Technology lets us go through life at breakneck speed, but not always in the correct direction
By Bill Hatcher
Kananaskis River, Alberta, Cana
It’s surprising how often we curse the complexity and expense of the new cameras and computers, but at the same time, demand more speed and efficiency. And this isn’t just limited to cameras and computers, but extends into every facet of our lives, including cell phones, handheld GPS, satellite phones, MP3 players, compact, high-power strobe lighting and an endless array of other electronics we now depend on when we go outdoors to shoot photos. Ten years ago, most of these devices had no part in our lives, yet today we couldn’t see doing without them. I’m not reminiscing about the good old days because I absolutely love all the new electronics. I’m not a tech wizard, but I still probably spend too much time exploring the photography applications of the newest and fastest technology. I figure I only need to know enough to operate the device—I don’t have to understand the design of its inner workings.

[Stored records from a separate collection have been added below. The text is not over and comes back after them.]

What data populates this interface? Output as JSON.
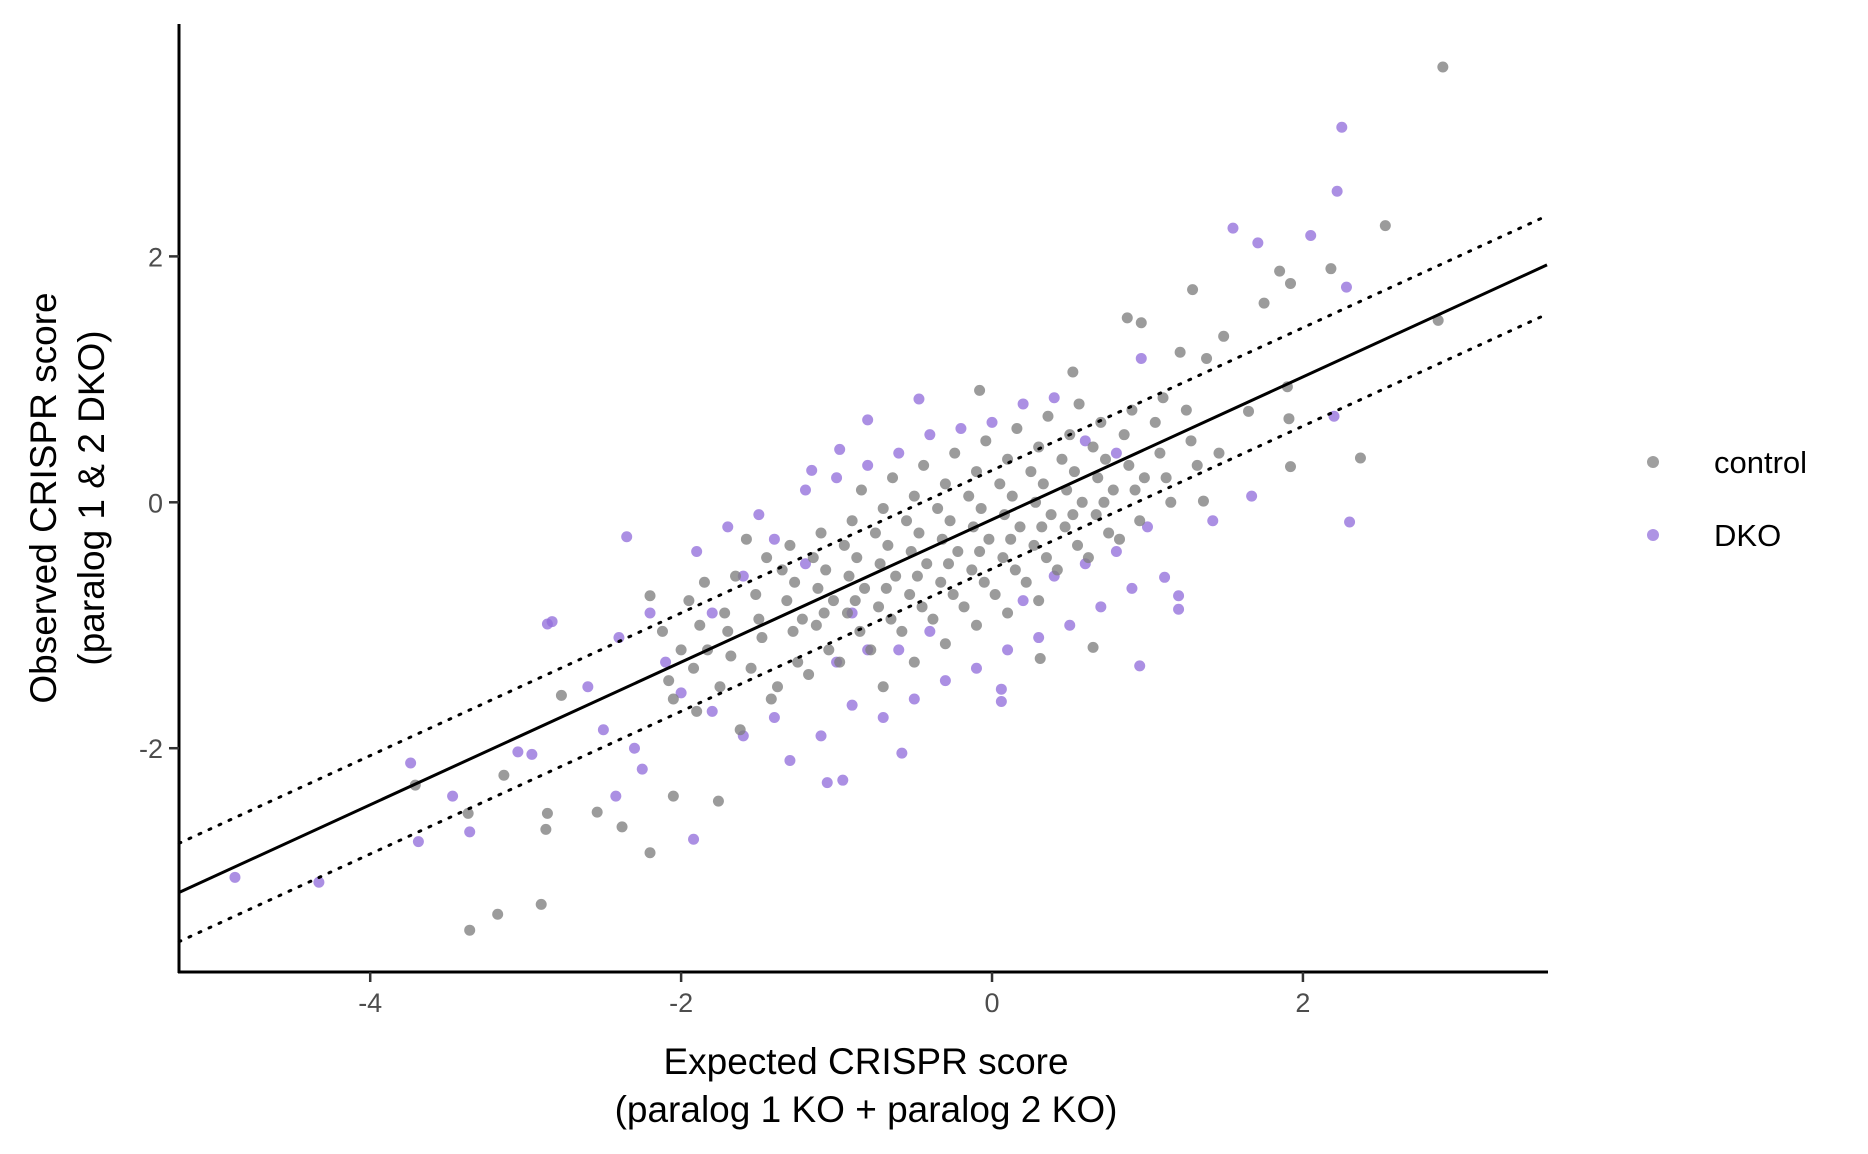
{
  "chart_data": {
    "type": "scatter",
    "title": "",
    "xlabel": "Expected CRISPR score",
    "xlabel2": "(paralog 1 KO + paralog 2 KO)",
    "ylabel": "Observed CRISPR score",
    "ylabel2": "(paralog 1 & 2 DKO)",
    "xlim": [
      -5.23,
      3.57
    ],
    "ylim": [
      -3.82,
      3.89
    ],
    "xticks": [
      -4,
      -2,
      0,
      2
    ],
    "yticks": [
      -2,
      0,
      2
    ],
    "xtick_labels": [
      "-4",
      "-2",
      "0",
      "2"
    ],
    "ytick_labels": [
      "-2",
      "0",
      "2"
    ],
    "grid": false,
    "legend_position": "right",
    "fit_line": {
      "slope": 0.58,
      "intercept": -0.14,
      "style": "solid"
    },
    "band_lines": [
      {
        "offset": 0.4,
        "style": "dotted"
      },
      {
        "offset": -0.4,
        "style": "dotted"
      }
    ],
    "series": [
      {
        "name": "DKO",
        "color": "#9370DB",
        "points": [
          [
            2.25,
            3.05
          ],
          [
            2.22,
            2.53
          ],
          [
            1.55,
            2.23
          ],
          [
            1.71,
            2.11
          ],
          [
            2.05,
            2.17
          ],
          [
            2.28,
            1.75
          ],
          [
            2.2,
            0.7
          ],
          [
            2.3,
            -0.16
          ],
          [
            1.67,
            0.05
          ],
          [
            1.42,
            -0.15
          ],
          [
            0.96,
            1.17
          ],
          [
            0.95,
            -1.33
          ],
          [
            1.2,
            -0.76
          ],
          [
            1.2,
            -0.87
          ],
          [
            1.11,
            -0.61
          ],
          [
            -4.87,
            -3.05
          ],
          [
            -4.33,
            -3.09
          ],
          [
            -3.74,
            -2.12
          ],
          [
            -3.69,
            -2.76
          ],
          [
            -3.47,
            -2.39
          ],
          [
            -3.36,
            -2.68
          ],
          [
            -3.05,
            -2.03
          ],
          [
            -2.96,
            -2.05
          ],
          [
            -2.86,
            -0.99
          ],
          [
            -2.83,
            -0.97
          ],
          [
            -2.35,
            -0.28
          ],
          [
            -1.92,
            -2.74
          ],
          [
            -1.06,
            -2.28
          ],
          [
            -0.96,
            -2.26
          ],
          [
            -0.58,
            -2.04
          ],
          [
            -2.42,
            -2.39
          ],
          [
            -2.25,
            -2.17
          ],
          [
            -0.47,
            0.84
          ],
          [
            -0.8,
            0.67
          ],
          [
            -1.16,
            0.26
          ],
          [
            -0.98,
            0.43
          ],
          [
            0.06,
            -1.62
          ],
          [
            0.06,
            -1.52
          ],
          [
            -2.2,
            -0.9
          ],
          [
            -1.9,
            -0.4
          ],
          [
            -1.7,
            -0.2
          ],
          [
            -1.5,
            -0.1
          ],
          [
            -1.6,
            -1.9
          ],
          [
            -1.4,
            -1.75
          ],
          [
            -1.3,
            -2.1
          ],
          [
            -1.1,
            -1.9
          ],
          [
            -0.9,
            -1.65
          ],
          [
            -0.7,
            -1.75
          ],
          [
            -0.5,
            -1.6
          ],
          [
            -0.3,
            -1.45
          ],
          [
            -0.1,
            -1.35
          ],
          [
            0.1,
            -1.2
          ],
          [
            0.3,
            -1.1
          ],
          [
            0.5,
            -1.0
          ],
          [
            0.7,
            -0.85
          ],
          [
            0.9,
            -0.7
          ],
          [
            -1.2,
            0.1
          ],
          [
            -1.0,
            0.2
          ],
          [
            -0.8,
            0.3
          ],
          [
            -0.6,
            0.4
          ],
          [
            -0.4,
            0.55
          ],
          [
            -0.2,
            0.6
          ],
          [
            0.0,
            0.65
          ],
          [
            0.2,
            0.8
          ],
          [
            0.4,
            0.85
          ],
          [
            0.6,
            0.5
          ],
          [
            0.8,
            0.4
          ],
          [
            -2.4,
            -1.1
          ],
          [
            -2.6,
            -1.5
          ],
          [
            -2.5,
            -1.85
          ],
          [
            -2.3,
            -2.0
          ],
          [
            -2.0,
            -1.55
          ],
          [
            -1.8,
            -1.7
          ],
          [
            -1.0,
            -1.3
          ],
          [
            -0.8,
            -1.2
          ],
          [
            -0.6,
            -1.2
          ],
          [
            -0.4,
            -1.05
          ],
          [
            0.2,
            -0.8
          ],
          [
            0.4,
            -0.6
          ],
          [
            0.6,
            -0.5
          ],
          [
            0.8,
            -0.4
          ],
          [
            1.0,
            -0.2
          ],
          [
            -1.6,
            -0.6
          ],
          [
            -1.4,
            -0.3
          ],
          [
            -1.8,
            -0.9
          ],
          [
            -2.1,
            -1.3
          ],
          [
            -1.2,
            -0.5
          ],
          [
            -0.9,
            -0.9
          ]
        ]
      },
      {
        "name": "control",
        "color": "#7F7F7F",
        "points": [
          [
            2.9,
            3.54
          ],
          [
            2.53,
            2.25
          ],
          [
            2.87,
            1.48
          ],
          [
            2.37,
            0.36
          ],
          [
            1.92,
            0.29
          ],
          [
            1.91,
            0.68
          ],
          [
            1.9,
            0.94
          ],
          [
            2.18,
            1.9
          ],
          [
            1.92,
            1.78
          ],
          [
            1.85,
            1.88
          ],
          [
            1.75,
            1.62
          ],
          [
            1.29,
            1.73
          ],
          [
            1.49,
            1.35
          ],
          [
            0.87,
            1.5
          ],
          [
            0.96,
            1.46
          ],
          [
            1.21,
            1.22
          ],
          [
            1.38,
            1.17
          ],
          [
            1.65,
            0.74
          ],
          [
            1.36,
            0.01
          ],
          [
            1.46,
            0.4
          ],
          [
            -3.36,
            -3.48
          ],
          [
            -3.18,
            -3.35
          ],
          [
            -2.9,
            -3.27
          ],
          [
            -2.2,
            -2.85
          ],
          [
            -2.87,
            -2.66
          ],
          [
            -2.86,
            -2.53
          ],
          [
            -3.71,
            -2.3
          ],
          [
            -3.14,
            -2.22
          ],
          [
            -2.77,
            -1.57
          ],
          [
            -2.38,
            -2.64
          ],
          [
            -2.54,
            -2.52
          ],
          [
            -2.05,
            -2.39
          ],
          [
            -1.76,
            -2.43
          ],
          [
            -2.2,
            -0.76
          ],
          [
            -3.37,
            -2.53
          ],
          [
            0.31,
            -1.27
          ],
          [
            0.65,
            -1.18
          ],
          [
            0.52,
            1.06
          ],
          [
            -0.08,
            0.91
          ],
          [
            -2.12,
            -1.05
          ],
          [
            -2.05,
            -1.6
          ],
          [
            -2.0,
            -1.2
          ],
          [
            -1.95,
            -0.8
          ],
          [
            -2.08,
            -1.45
          ],
          [
            -1.88,
            -1.0
          ],
          [
            -1.92,
            -1.35
          ],
          [
            -1.85,
            -0.65
          ],
          [
            -1.9,
            -1.7
          ],
          [
            -1.83,
            -1.2
          ],
          [
            -1.72,
            -0.9
          ],
          [
            -1.68,
            -1.25
          ],
          [
            -1.75,
            -1.5
          ],
          [
            -1.65,
            -0.6
          ],
          [
            -1.7,
            -1.05
          ],
          [
            -1.62,
            -1.85
          ],
          [
            -1.52,
            -0.75
          ],
          [
            -1.48,
            -1.1
          ],
          [
            -1.55,
            -1.35
          ],
          [
            -1.45,
            -0.45
          ],
          [
            -1.5,
            -0.95
          ],
          [
            -1.42,
            -1.6
          ],
          [
            -1.58,
            -0.3
          ],
          [
            -1.32,
            -0.8
          ],
          [
            -1.28,
            -1.05
          ],
          [
            -1.35,
            -0.55
          ],
          [
            -1.25,
            -1.3
          ],
          [
            -1.3,
            -0.35
          ],
          [
            -1.22,
            -0.95
          ],
          [
            -1.38,
            -1.5
          ],
          [
            -1.27,
            -0.65
          ],
          [
            -1.12,
            -0.7
          ],
          [
            -1.08,
            -0.9
          ],
          [
            -1.15,
            -0.45
          ],
          [
            -1.05,
            -1.2
          ],
          [
            -1.1,
            -0.25
          ],
          [
            -1.02,
            -0.8
          ],
          [
            -1.18,
            -1.4
          ],
          [
            -1.07,
            -0.55
          ],
          [
            -1.13,
            -1.0
          ],
          [
            -0.92,
            -0.6
          ],
          [
            -0.88,
            -0.8
          ],
          [
            -0.95,
            -0.35
          ],
          [
            -0.85,
            -1.05
          ],
          [
            -0.9,
            -0.15
          ],
          [
            -0.82,
            -0.7
          ],
          [
            -0.98,
            -1.3
          ],
          [
            -0.87,
            -0.45
          ],
          [
            -0.93,
            -0.9
          ],
          [
            -0.84,
            0.1
          ],
          [
            -0.72,
            -0.5
          ],
          [
            -0.68,
            -0.7
          ],
          [
            -0.75,
            -0.25
          ],
          [
            -0.65,
            -0.95
          ],
          [
            -0.7,
            -0.05
          ],
          [
            -0.62,
            -0.6
          ],
          [
            -0.78,
            -1.2
          ],
          [
            -0.67,
            -0.35
          ],
          [
            -0.73,
            -0.85
          ],
          [
            -0.64,
            0.2
          ],
          [
            -0.7,
            -1.5
          ],
          [
            -0.52,
            -0.4
          ],
          [
            -0.48,
            -0.6
          ],
          [
            -0.55,
            -0.15
          ],
          [
            -0.45,
            -0.85
          ],
          [
            -0.5,
            0.05
          ],
          [
            -0.42,
            -0.5
          ],
          [
            -0.58,
            -1.05
          ],
          [
            -0.47,
            -0.25
          ],
          [
            -0.53,
            -0.75
          ],
          [
            -0.44,
            0.3
          ],
          [
            -0.5,
            -1.3
          ],
          [
            -0.32,
            -0.3
          ],
          [
            -0.28,
            -0.5
          ],
          [
            -0.35,
            -0.05
          ],
          [
            -0.25,
            -0.75
          ],
          [
            -0.3,
            0.15
          ],
          [
            -0.22,
            -0.4
          ],
          [
            -0.38,
            -0.95
          ],
          [
            -0.27,
            -0.15
          ],
          [
            -0.33,
            -0.65
          ],
          [
            -0.24,
            0.4
          ],
          [
            -0.3,
            -1.15
          ],
          [
            -0.12,
            -0.2
          ],
          [
            -0.08,
            -0.4
          ],
          [
            -0.15,
            0.05
          ],
          [
            -0.05,
            -0.65
          ],
          [
            -0.1,
            0.25
          ],
          [
            -0.02,
            -0.3
          ],
          [
            -0.18,
            -0.85
          ],
          [
            -0.07,
            -0.05
          ],
          [
            -0.13,
            -0.55
          ],
          [
            -0.04,
            0.5
          ],
          [
            -0.1,
            -1.0
          ],
          [
            0.08,
            -0.1
          ],
          [
            0.12,
            -0.3
          ],
          [
            0.05,
            0.15
          ],
          [
            0.15,
            -0.55
          ],
          [
            0.1,
            0.35
          ],
          [
            0.18,
            -0.2
          ],
          [
            0.02,
            -0.75
          ],
          [
            0.13,
            0.05
          ],
          [
            0.07,
            -0.45
          ],
          [
            0.16,
            0.6
          ],
          [
            0.1,
            -0.9
          ],
          [
            0.28,
            0.0
          ],
          [
            0.32,
            -0.2
          ],
          [
            0.25,
            0.25
          ],
          [
            0.35,
            -0.45
          ],
          [
            0.3,
            0.45
          ],
          [
            0.38,
            -0.1
          ],
          [
            0.22,
            -0.65
          ],
          [
            0.33,
            0.15
          ],
          [
            0.27,
            -0.35
          ],
          [
            0.36,
            0.7
          ],
          [
            0.3,
            -0.8
          ],
          [
            0.48,
            0.1
          ],
          [
            0.52,
            -0.1
          ],
          [
            0.45,
            0.35
          ],
          [
            0.55,
            -0.35
          ],
          [
            0.5,
            0.55
          ],
          [
            0.58,
            0.0
          ],
          [
            0.42,
            -0.55
          ],
          [
            0.53,
            0.25
          ],
          [
            0.47,
            -0.2
          ],
          [
            0.56,
            0.8
          ],
          [
            0.68,
            0.2
          ],
          [
            0.72,
            0.0
          ],
          [
            0.65,
            0.45
          ],
          [
            0.75,
            -0.25
          ],
          [
            0.7,
            0.65
          ],
          [
            0.78,
            0.1
          ],
          [
            0.62,
            -0.45
          ],
          [
            0.73,
            0.35
          ],
          [
            0.67,
            -0.1
          ],
          [
            0.88,
            0.3
          ],
          [
            0.92,
            0.1
          ],
          [
            0.85,
            0.55
          ],
          [
            0.95,
            -0.15
          ],
          [
            0.9,
            0.75
          ],
          [
            0.98,
            0.2
          ],
          [
            0.82,
            -0.3
          ],
          [
            1.08,
            0.4
          ],
          [
            1.12,
            0.2
          ],
          [
            1.05,
            0.65
          ],
          [
            1.15,
            0.0
          ],
          [
            1.1,
            0.85
          ],
          [
            1.28,
            0.5
          ],
          [
            1.32,
            0.3
          ],
          [
            1.25,
            0.75
          ]
        ]
      }
    ],
    "legend": [
      {
        "label": "control",
        "color": "#7F7F7F"
      },
      {
        "label": "DKO",
        "color": "#9370DB"
      }
    ]
  }
}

In my digital immersion, however, I’ve learned to temper my digital zeal for speed and always distinguish what aspects of my photography are best served by this digital wizardry—when the speed and efficiency are beneficial and when I need to slow down for the photo. Today, with so much modern digital photo and accessory gear available, I find that I’m constantly making decisions between the high-tech and the low-tech approach, from travel to the location to photography and processing the photos afterward. A GPS or a cell phone, even though it seems far removed from photography, can be a critical piece of photography gear.
I remember at the start of one canyoneering adventure when I thought using a simple compass to locate the trailhead would, in the long run, be more efficient than our GPS. Four of us were at the Sierra Madre Occidental in Mexico. We were seeking a route to the Verde River in the Barranca Del Sinforosa, the deepest of the canyons in the Copper Canyon region of the Sierra Madre. On the map, we located a likely descent that allowed an easy route to the canyon floor that didn’t look blocked by cliffs.
To arrive at this trailhead, we traveled via a 4x4 truck. This is rugged terrain, so we hired a local guide/driver who swore he knew the region like his own backyard. We had a GPS, but instead we decided to use a compass and map. Since we were under a forest canopy, using the GPS would require that we stop the truck in a tree clearing to lock in a signal. With a compass, we could route-find on the move. In theory, the compass might prove the faster device. Perhaps because we were in the company of a knowledgeable guide, we were lulled into thinking that our compass was only a backup.
As we drove up and down an endless maze of old and new logging roads, it became evident our guide was lost. Our dead-reckoning skills with the compass and map proved useless. Other issues that should have told us to use the GPS sooner included a setting sun and the fact that half the roads weren’t even on our map and our map was outdated.
We had been driving for hours when we estimated we were close to our trailhead. We stopped in a clearing and checked our location with the GPS. When I saw the results, I wanted to cry. The GPS must be broken. We logged in the coordinates again with the same results. Steve, our certified GPS wizard, assured me that the GPS wasn’t wrong, but our orientation was way off. We had missed our trailhead by 12 miles as a bird flies. By not using the GPS, we had lost valuable time, and our driver had to leave the Sierras before dark. With some effort, we found an alternate descent downstream from our original route. This route cut 20 miles and some of the narrowest and most scenic sections of the canyon. I chose the wrong technology for finding the trailhead, and my photography suffered. We had a nice hike, but I knew that by skipping the first 20 miles, I also missed the best photo opportunities in the canyon.
But from the creative photography standpoint, I’m careful not to allow pure speed and efficiency of digital automation to overwhelm my photography. While typically I’m the first person to grab for a digital camera, high-output wireless strobes, fast autofocus lenses and anything turbocharged, I also consider non-tech alternatives. I still travel with a panoramic Hasselblad XPan film camera for in-camera panoramic action photos you can’t get by stitching together a digital photograph. I also use portable reflectors to reflect light with results unlike anything you could get with electronic flash, and I still carry a simple compass as a quick reference to figure out the position of the sunset and sunrise.